Dans tous les entretiens les habitants ont manifesté leurs critiques concernant les choix et les actions des autorités et du Gouvernement face à la catastrophe. Certains individus ont clairement exprimé leur culpabilité dans cette tragédie, pointant des raisons tant d’ordre humain que mystique. Notre impartialité était de mise, et nous devions rester attentifs, car ces considérations ont nourri les opinions et les espaces publics. Ainsi, les interprétations des habitants s’inscrivent en tant qu’explication partielle de la tragédie.

Le corpus d’entretiens a été analysé par tronçons, en repérant les thématiques en rapport avec l’espace public -tant physiques que politiques- récurrentes.

Deux ans après la réalisation de nos premiers entretiens, nous sommes retournée sur le terrain pour considérer l’état et les éventuelles évolutions des espaces publics analysés. Du fait du caractère heureusement passager d’une situation post-catastrophe, les conditions dans lesquelles nous avions mis en œuvre nos différents travaux de terrain avaient changé. Nous ne voulions pas initier une étude comparative dans le temps, mais plutôt approfondir nos conclusions avec le regard distancié offert par une deuxième visite dans un autre cadre temporel. Ainsi, il s’agissait davantage d’un travail d’observation et d’information de l’état actuel des villes.
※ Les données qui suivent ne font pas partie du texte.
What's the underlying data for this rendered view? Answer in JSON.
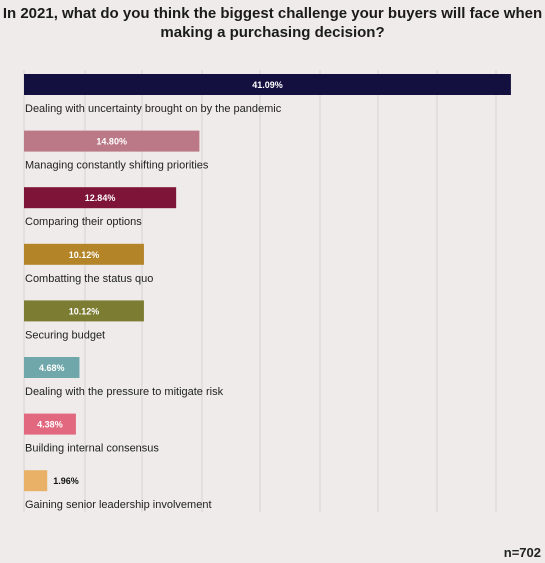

À Dichato, nous avons pu revoir les habitants avec lesquels nous avions mené des entretiens deux ans avant. Cette visite au campement a duré une semaine, au moment où il était en plein démantèlement. En effet, plusieurs victimes interviewées dans leur logement d’urgence vivaient déjà hors du campement. Seulement une partie des logements d’urgence étaient donc démontés, leurs anciens habitants s’étant vu remettre les clés de leur nouveau logement définitif. Les quelques entretiens réalisés au cours de cette visite nous ont permis de comprendre rétrospectivement l’évolution des espaces publics en fonction de l’état actuel de la situation post-catastrophe.

À Talca, nous avons établi une synthèse des évolutions que nous avons constatées, dans les initiatives, le contenu des requêtes ou dans les formes d’organisation des mouvements de victimes, plus de trois ans après la catastrophe et deux ans après notre première analyse.